Palm Sunday Homily - March 28, 2021 - The Cross through the Killer's Eyes



Palm Sunday
Isaiah 50:4-9a
Psalm 31:9-16
Philippians 2:5-11
Mark 15:1-47


I.

When you look at the cross,
 what do you see?

Do you see a religious symbol,
 a wooden or brass engraved adornment
  that shows up in church sometimes,
   or that might be visible on the church sign outside?

Do you see the millions of dollars of silver or gold crosses
 that dot the jewelry isles in places as generic as Walmart or Target
  that you can pick up for pennies on the dollar?

When you look at the cross,
 what do you see?

Do you imagine an empty cross,
 with Jesus not on it?

A bare cross,
 that bears no body on it,
  that has no sting in it,
   and that shields yourself from having to contemplate
    the suffering that the Only Begotten Son of God
     freely chose on behalf of the whole human race?

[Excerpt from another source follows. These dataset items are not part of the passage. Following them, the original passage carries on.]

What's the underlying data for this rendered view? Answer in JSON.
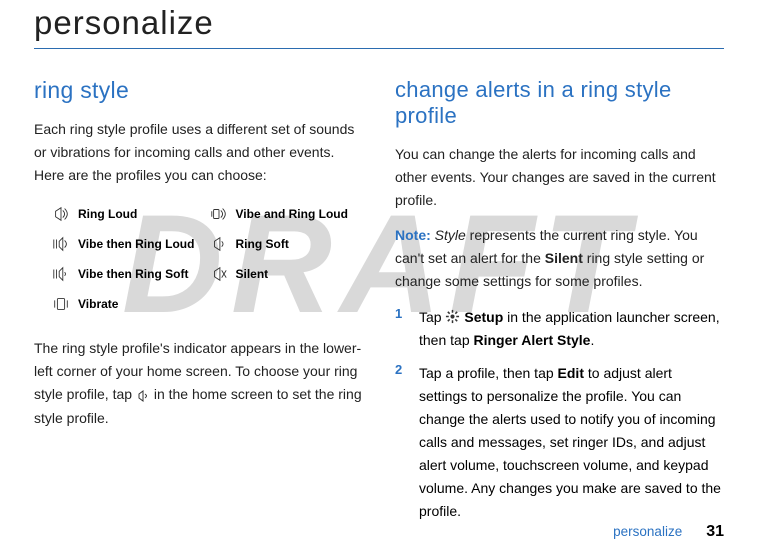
{
  "watermark": "DRAFT",
  "page_title": "personalize",
  "left": {
    "heading": "ring style",
    "intro": "Each ring style profile uses a different set of sounds or vibrations for incoming calls and other events. Here are the profiles you can choose:",
    "profiles": [
      {
        "icon": "ring-loud-icon",
        "label": "Ring Loud"
      },
      {
        "icon": "vibe-ring-loud-icon",
        "label": "Vibe and Ring Loud"
      },
      {
        "icon": "vibe-then-ring-loud-icon",
        "label": "Vibe then Ring Loud"
      },
      {
        "icon": "ring-soft-icon",
        "label": "Ring Soft"
      },
      {
        "icon": "vibe-then-ring-soft-icon",
        "label": "Vibe then Ring Soft"
      },
      {
        "icon": "silent-icon",
        "label": "Silent"
      },
      {
        "icon": "vibrate-icon",
        "label": "Vibrate"
      }
    ],
    "para2_a": "The ring style profile's indicator appears in the lower-left corner of your home screen. To choose your ring style profile, tap ",
    "para2_b": " in the home screen to set the ring style profile."
  },
  "right": {
    "heading": "change alerts in a ring style profile",
    "intro": "You can change the alerts for incoming calls and other events. Your changes are saved in the current profile.",
    "note_label": "Note:",
    "note_a": " ",
    "note_style": "Style",
    "note_b": " represents the current ring style. You can't set an alert for the ",
    "note_silent": "Silent",
    "note_c": " ring style setting or change some settings for some profiles.",
    "steps": [
      {
        "num": "1",
        "a": "Tap ",
        "setup": "Setup",
        "b": " in the application launcher screen, then tap ",
        "ringer": "Ringer Alert Style",
        "c": "."
      },
      {
        "num": "2",
        "a": "Tap a profile, then tap ",
        "edit": "Edit",
        "b": " to adjust alert settings to personalize the profile. You can change the alerts used to notify you of incoming calls and messages, set ringer IDs, and adjust alert volume, touchscreen volume, and keypad volume. Any changes you make are saved to the profile."
      }
    ]
  },
  "footer": {
    "label": "personalize",
    "page": "31"
  }
}
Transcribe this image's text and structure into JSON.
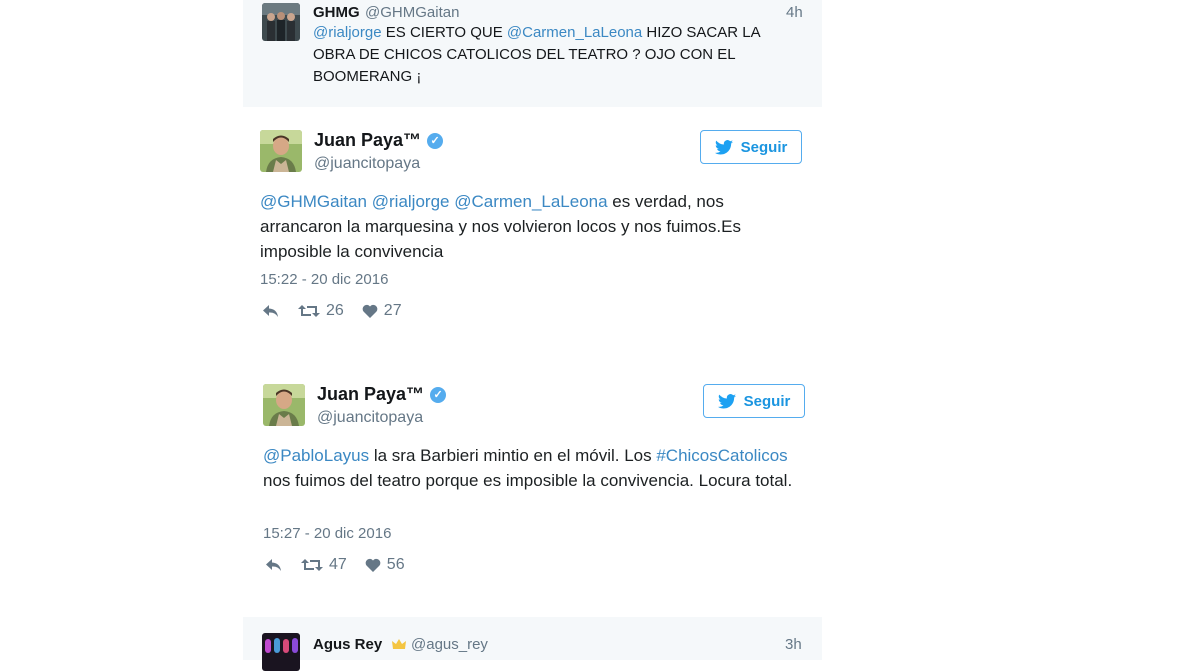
{
  "top_quote": {
    "name": "GHMG",
    "handle": "@GHMGaitan",
    "time": "4h",
    "mention1": "@rialjorge",
    "text1": " ES CIERTO QUE ",
    "mention2": "@Carmen_LaLeona",
    "text2": " HIZO SACAR LA OBRA DE CHICOS CATOLICOS DEL TEATRO ? OJO CON EL BOOMERANG ¡"
  },
  "tweet1": {
    "name": "Juan Paya™",
    "handle": "@juancitopaya",
    "follow_label": "Seguir",
    "mention1": "@GHMGaitan",
    "mention2": "@rialjorge",
    "mention3": "@Carmen_LaLeona",
    "text": " es verdad, nos arrancaron la marquesina y nos volvieron locos y nos fuimos.Es imposible la convivencia",
    "date": "15:22 - 20 dic 2016",
    "retweets": "26",
    "likes": "27"
  },
  "tweet2": {
    "name": "Juan Paya™",
    "handle": "@juancitopaya",
    "follow_label": "Seguir",
    "mention1": "@PabloLayus",
    "text1": " la sra Barbieri mintio en el móvil. Los ",
    "hashtag": "#ChicosCatolicos",
    "text2": " nos fuimos del teatro porque es imposible la convivencia. Locura total.",
    "date": "15:27 - 20 dic 2016",
    "retweets": "47",
    "likes": "56"
  },
  "bottom_quote": {
    "name": "Agus Rey",
    "handle": "@agus_rey",
    "time": "3h"
  },
  "colors": {
    "link": "#3b88c3",
    "follow_border": "#55acee",
    "muted": "#657786"
  }
}
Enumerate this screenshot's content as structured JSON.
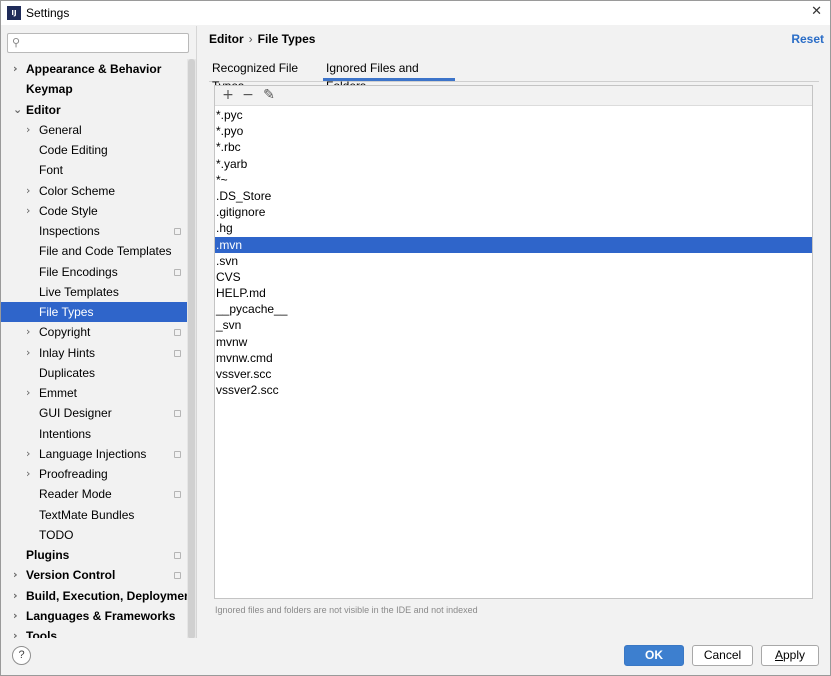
{
  "window": {
    "title": "Settings",
    "app_icon": "intellij-icon",
    "app_icon_text": "IJ"
  },
  "sidebar": {
    "search_placeholder": "",
    "items": [
      {
        "label": "Appearance & Behavior",
        "level": 0,
        "bold": true,
        "arrow": "›",
        "badge": false
      },
      {
        "label": "Keymap",
        "level": 0,
        "bold": true,
        "arrow": "",
        "badge": false
      },
      {
        "label": "Editor",
        "level": 0,
        "bold": true,
        "arrow": "⌄",
        "badge": false
      },
      {
        "label": "General",
        "level": 1,
        "bold": false,
        "arrow": "›",
        "badge": false
      },
      {
        "label": "Code Editing",
        "level": 1,
        "bold": false,
        "arrow": "",
        "badge": false
      },
      {
        "label": "Font",
        "level": 1,
        "bold": false,
        "arrow": "",
        "badge": false
      },
      {
        "label": "Color Scheme",
        "level": 1,
        "bold": false,
        "arrow": "›",
        "badge": false
      },
      {
        "label": "Code Style",
        "level": 1,
        "bold": false,
        "arrow": "›",
        "badge": false
      },
      {
        "label": "Inspections",
        "level": 1,
        "bold": false,
        "arrow": "",
        "badge": true
      },
      {
        "label": "File and Code Templates",
        "level": 1,
        "bold": false,
        "arrow": "",
        "badge": false
      },
      {
        "label": "File Encodings",
        "level": 1,
        "bold": false,
        "arrow": "",
        "badge": true
      },
      {
        "label": "Live Templates",
        "level": 1,
        "bold": false,
        "arrow": "",
        "badge": false
      },
      {
        "label": "File Types",
        "level": 1,
        "bold": false,
        "arrow": "",
        "badge": false,
        "selected": true
      },
      {
        "label": "Copyright",
        "level": 1,
        "bold": false,
        "arrow": "›",
        "badge": true
      },
      {
        "label": "Inlay Hints",
        "level": 1,
        "bold": false,
        "arrow": "›",
        "badge": true
      },
      {
        "label": "Duplicates",
        "level": 1,
        "bold": false,
        "arrow": "",
        "badge": false
      },
      {
        "label": "Emmet",
        "level": 1,
        "bold": false,
        "arrow": "›",
        "badge": false
      },
      {
        "label": "GUI Designer",
        "level": 1,
        "bold": false,
        "arrow": "",
        "badge": true
      },
      {
        "label": "Intentions",
        "level": 1,
        "bold": false,
        "arrow": "",
        "badge": false
      },
      {
        "label": "Language Injections",
        "level": 1,
        "bold": false,
        "arrow": "›",
        "badge": true
      },
      {
        "label": "Proofreading",
        "level": 1,
        "bold": false,
        "arrow": "›",
        "badge": false
      },
      {
        "label": "Reader Mode",
        "level": 1,
        "bold": false,
        "arrow": "",
        "badge": true
      },
      {
        "label": "TextMate Bundles",
        "level": 1,
        "bold": false,
        "arrow": "",
        "badge": false
      },
      {
        "label": "TODO",
        "level": 1,
        "bold": false,
        "arrow": "",
        "badge": false
      },
      {
        "label": "Plugins",
        "level": 0,
        "bold": true,
        "arrow": "",
        "badge": true
      },
      {
        "label": "Version Control",
        "level": 0,
        "bold": true,
        "arrow": "›",
        "badge": true
      },
      {
        "label": "Build, Execution, Deployment",
        "level": 0,
        "bold": true,
        "arrow": "›",
        "badge": false
      },
      {
        "label": "Languages & Frameworks",
        "level": 0,
        "bold": true,
        "arrow": "›",
        "badge": false
      },
      {
        "label": "Tools",
        "level": 0,
        "bold": true,
        "arrow": "›",
        "badge": false
      }
    ]
  },
  "main": {
    "breadcrumb": [
      "Editor",
      "File Types"
    ],
    "breadcrumb_separator": "›",
    "reset_label": "Reset",
    "tabs": [
      {
        "label": "Recognized File Types",
        "active": false
      },
      {
        "label": "Ignored Files and Folders",
        "active": true
      }
    ],
    "toolbar": {
      "add": "+",
      "remove": "−",
      "edit": "✎"
    },
    "ignored_items": [
      "*.pyc",
      "*.pyo",
      "*.rbc",
      "*.yarb",
      "*~",
      ".DS_Store",
      ".gitignore",
      ".hg",
      ".mvn",
      ".svn",
      "CVS",
      "HELP.md",
      "__pycache__",
      "_svn",
      "mvnw",
      "mvnw.cmd",
      "vssver.scc",
      "vssver2.scc"
    ],
    "selected_item": ".mvn",
    "hint": "Ignored files and folders are not visible in the IDE and not indexed"
  },
  "footer": {
    "help": "?",
    "ok": "OK",
    "cancel": "Cancel",
    "apply": "Apply"
  },
  "colors": {
    "selection": "#2f65ca",
    "accent": "#3d7fcf",
    "link": "#2a6dc7"
  }
}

Are you tempted to skip over the more brutish parts of the scene,
 choosing to insulate and isolate the heaviness of the cross
  by cold analytic of the text of St. Mark,
   the safely distant observing of an interesting bit of Ancient Near East literature
    about a Jewish rabbi killed by the Roman Empire
     in the way that Rome usually killed those whom it deemed too dangerous.

When you look at the cross,
 or particularly, dear friends in Christ,
  when you look at the cross this morning,
   would you instead look at it in the way we must?

Would you instead look into the deep mystery of God's sacrifice for the world
 and not turn your eyes away?

Would you look at the very body of God
 that we in our frail humanity have scourged and torn,
  a real, visceral look at the lengths we will go
   to maintain our control over the world,
    even if it means to crucify the very God who came to save us.

Do we have the courage,
  to look down at our own hands,
   and find that we indeed are holding both the hammer and the nails
    that have pierced the body
     of Jesus Christ?

And do we have the bravery
 to stay at the cross
  for those hours of darkness,
   where the world mysteriously is blackened,
    where Christ breathes his last?

Because it is only when we go through it all
 that we can also confess
  as the Roman centurion who is overseeing the execution of Jesus confesses,
   "Truly this man is God's son!"
    an exclamation that Jesus himself told his disciples that flesh and blood cannot say
     apart from the Father giving it to be said. 

When you look at the cross,
 the temptation is strong to want to see the cross
  merely from the other side of Easter,
   and to omit the suffering of Christ.

But when you look at the cross today,
 would you instead look at it through the eyes of the centurion?
  Would you look at the cross as a man who was a foreigner in charge of the execution,
   who prepared the hammer and nails,
     who oversaw the actual act of crucifixion?
      
Because it is this centurion,
 this foreigner,
  this unworthy killer of Jesus
   that actually understands the truth of the Holy Cross 
    after what he witnesses.

And if we see with the eyes of the centurion,
 perhaps we will also begin to understand
  that we, who were foreigners and outcasts,
   unworthy sinners of the worst type
    are also those very same people
     that Jesus cries out to God, saying,
      "Father, forgive them, for they know not what they do."

In the name of the Father, and of the Son, and of the Holy Spirit.